By idolizing those whom we honor we do a disservice both to them and to ourselves…we fail to recognize that we could go and do likewise.
—Charles V. Willie
Prefaces are often like bad first dates: too much talk, too soon. Books, like future significant others, should know how much to say and when. Chapter 1 gets the first slot for a reason: if I've done my job, you can start with its first sentence and continue until you hit the back cover. That said, I offer you the choice of skipping the rest of the preface and digging in, or skimming around. It's the only way to know if we're right for each other. I hope we are, but if you don't like what you find, it's me, not you.

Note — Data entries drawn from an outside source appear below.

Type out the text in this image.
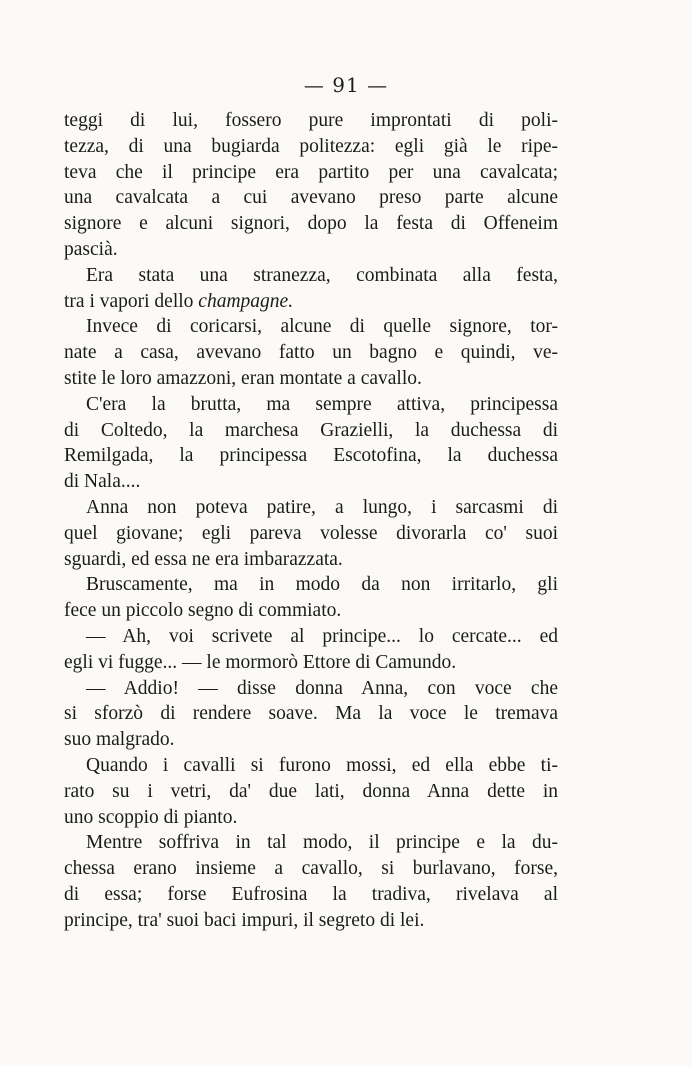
— 91 —
teggi di lui, fossero pure improntati di poli-
tezza, di una bugiarda politezza: egli già le ripe-
teva che il principe era partito per una cavalcata;
una cavalcata a cui avevano preso parte alcune
signore e alcuni signori, dopo la festa di Offeneim
pascià.
Era stata una stranezza, combinata alla festa,
tra i vapori dello champagne.
Invece di coricarsi, alcune di quelle signore, tor-
nate a casa, avevano fatto un bagno e quindi, ve-
stite le loro amazzoni, eran montate a cavallo.
C'era la brutta, ma sempre attiva, principessa
di Coltedo, la marchesa Grazielli, la duchessa di
Remilgada, la principessa Escotofina, la duchessa
di Nala....
Anna non poteva patire, a lungo, i sarcasmi di
quel giovane; egli pareva volesse divorarla co' suoi
sguardi, ed essa ne era imbarazzata.
Bruscamente, ma in modo da non irritarlo, gli
fece un piccolo segno di commiato.
— Ah, voi scrivete al principe... lo cercate... ed
egli vi fugge... — le mormorò Ettore di Camundo.
— Addio! — disse donna Anna, con voce che
si sforzò di rendere soave. Ma la voce le tremava
suo malgrado.
Quando i cavalli si furono mossi, ed ella ebbe ti-
rato su i vetri, da' due lati, donna Anna dette in
uno scoppio di pianto.
Mentre soffriva in tal modo, il principe e la du-
chessa erano insieme a cavallo, si burlavano, forse,
di essa; forse Eufrosina la tradiva, rivelava al
principe, tra' suoi baci impuri, il segreto di lei.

The goal is to use myths about innovation to understand how innovations happen. Each chapter discusses one myth, explores why it's popular, and then uses the history of innovations—recent and ancient—to explain the truth. Although debunking and demystifying does take place, the intent is to clarify how innovation happens so that you'll better understand the world around you and can avoid mistakes should you attempt innovation yourself. My job as author is to:
Identify myths about innovation.
Explain why they're popular.
Explore and teach from the truth.
The book takes on business, scientific, and technological innovation all at once, striking at the roots of the innovation tree more than the branches. Even if you are aware of many of the myths, you won't be bored by their dissection; the related truths are often more interesting than the myths themselves.